In the mid nineteenth century, it was decided that Topkapi Palace was outdated and that a new palace should be built on the waterfront. The facade of the palace looks very European in comparison to Topkapi and we reflected that it reminded us of the Winter Palace in Saint Petersburg. It was lived in by the Sultans and their wives, families and concubines from 1856 until 1924 and then after the foundation of the Republic, Ataturk stayed in the palace intermittently for four years until he passed away in one of the rooms in 1938. It was used as a Presidential house until 1949 and then opened to the public in 1984.
The palace is divided into three sections being the administrative part, the privy chambers or Harem, and the Grand Ceremonial Hall. It has 285 rooms, 44 halls, 68 toilets and 6 Turkish baths, covering an area of 14,595 meters squared. We were not allowed to take photos inside (which stopped no one but us law abiding Australians), but the grandeur was almost beyond comprehension. Crystal was used lavishly, not only on monolithic chandeliers, but also above fireplaces, on freestanding lamps and on stunning winding staircase balustrades. By far the most impressive space was the Grand Ceremonial Hall which was gargantuan and felt more like a mosque than a room. The domed ceiling was painted to create the illusion of even more space with windows painted to imitate the sky. Foreign dignitaries from any country on earth would be impressed with the artistry and wealth of this nation. Sadly, the extravagant cost of this building almost bankrupted the empire which contributed to its ultimate downfall.

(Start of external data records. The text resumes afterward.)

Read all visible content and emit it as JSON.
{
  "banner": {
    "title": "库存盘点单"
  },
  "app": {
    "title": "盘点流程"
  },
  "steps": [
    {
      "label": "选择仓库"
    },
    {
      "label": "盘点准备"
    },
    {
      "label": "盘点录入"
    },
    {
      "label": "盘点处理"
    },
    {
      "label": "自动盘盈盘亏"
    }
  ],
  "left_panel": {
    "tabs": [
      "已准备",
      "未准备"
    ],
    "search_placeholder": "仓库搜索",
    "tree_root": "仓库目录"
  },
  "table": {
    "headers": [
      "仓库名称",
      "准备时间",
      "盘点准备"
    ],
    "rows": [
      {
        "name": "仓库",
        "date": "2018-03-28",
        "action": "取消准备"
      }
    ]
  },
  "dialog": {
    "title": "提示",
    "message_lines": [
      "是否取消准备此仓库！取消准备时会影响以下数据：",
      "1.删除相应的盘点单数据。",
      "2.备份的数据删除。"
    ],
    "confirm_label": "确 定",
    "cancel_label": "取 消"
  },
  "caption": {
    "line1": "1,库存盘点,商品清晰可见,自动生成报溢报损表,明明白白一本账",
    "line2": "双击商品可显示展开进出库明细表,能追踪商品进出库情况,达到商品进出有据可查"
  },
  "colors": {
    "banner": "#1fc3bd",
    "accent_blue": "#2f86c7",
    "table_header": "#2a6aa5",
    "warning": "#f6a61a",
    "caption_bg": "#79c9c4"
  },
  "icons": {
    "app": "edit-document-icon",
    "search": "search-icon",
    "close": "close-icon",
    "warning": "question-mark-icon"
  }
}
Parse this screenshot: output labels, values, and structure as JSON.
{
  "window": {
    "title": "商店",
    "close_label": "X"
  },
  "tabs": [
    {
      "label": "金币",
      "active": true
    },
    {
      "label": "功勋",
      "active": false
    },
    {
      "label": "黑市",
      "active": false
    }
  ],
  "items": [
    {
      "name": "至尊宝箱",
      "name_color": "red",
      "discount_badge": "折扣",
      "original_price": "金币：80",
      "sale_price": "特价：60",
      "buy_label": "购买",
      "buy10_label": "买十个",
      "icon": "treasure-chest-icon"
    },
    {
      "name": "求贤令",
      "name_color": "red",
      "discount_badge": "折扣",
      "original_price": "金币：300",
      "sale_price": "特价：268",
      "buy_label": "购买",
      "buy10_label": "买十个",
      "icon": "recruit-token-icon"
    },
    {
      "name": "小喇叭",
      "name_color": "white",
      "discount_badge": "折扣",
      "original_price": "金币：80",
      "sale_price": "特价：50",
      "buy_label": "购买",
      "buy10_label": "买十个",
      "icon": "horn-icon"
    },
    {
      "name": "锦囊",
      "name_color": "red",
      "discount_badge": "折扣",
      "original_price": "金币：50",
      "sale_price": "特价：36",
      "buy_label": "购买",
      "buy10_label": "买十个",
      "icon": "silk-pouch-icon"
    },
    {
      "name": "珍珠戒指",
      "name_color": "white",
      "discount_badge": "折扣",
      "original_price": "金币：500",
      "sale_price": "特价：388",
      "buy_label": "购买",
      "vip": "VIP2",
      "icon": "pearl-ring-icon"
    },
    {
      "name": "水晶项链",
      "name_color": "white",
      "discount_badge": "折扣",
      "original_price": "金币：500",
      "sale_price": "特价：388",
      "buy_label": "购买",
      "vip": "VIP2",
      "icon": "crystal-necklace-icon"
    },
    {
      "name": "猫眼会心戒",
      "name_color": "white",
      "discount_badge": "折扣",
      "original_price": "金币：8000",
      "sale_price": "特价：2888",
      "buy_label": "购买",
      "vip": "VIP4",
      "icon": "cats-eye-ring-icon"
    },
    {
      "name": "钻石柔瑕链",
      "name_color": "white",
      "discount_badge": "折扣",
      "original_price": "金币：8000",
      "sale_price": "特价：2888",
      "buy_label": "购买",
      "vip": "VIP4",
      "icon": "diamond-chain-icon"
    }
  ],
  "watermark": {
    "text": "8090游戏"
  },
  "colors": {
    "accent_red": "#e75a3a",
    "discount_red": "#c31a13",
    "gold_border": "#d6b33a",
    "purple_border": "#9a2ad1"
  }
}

After a short rest we caught the tram back to the other side of the city, crossing the Galata Bridge and arriving back at Sultanahmet just before the Blue Mosque was to be reopened after the afternoon prayers. The Sultan Ahmed Mosque, known as the Blue Mosque to westerners due to its stunning blue painted tiles, was built between 1609 and 1617. While the majority of this mosque was undergoing a huge restoration, the back and one side of the internal space was not under scaffolding and we could clearly see why this has become such a famous tourist site. Hand painted ceramic tiles cover the walls, arches and pillars, the floral patterns representing the spring or the gardens of Paradise. We were really impressed with the beauty of this space, and we can only imagine how stunning it must be without the scaffolding to be able to appreciate the large central domed area.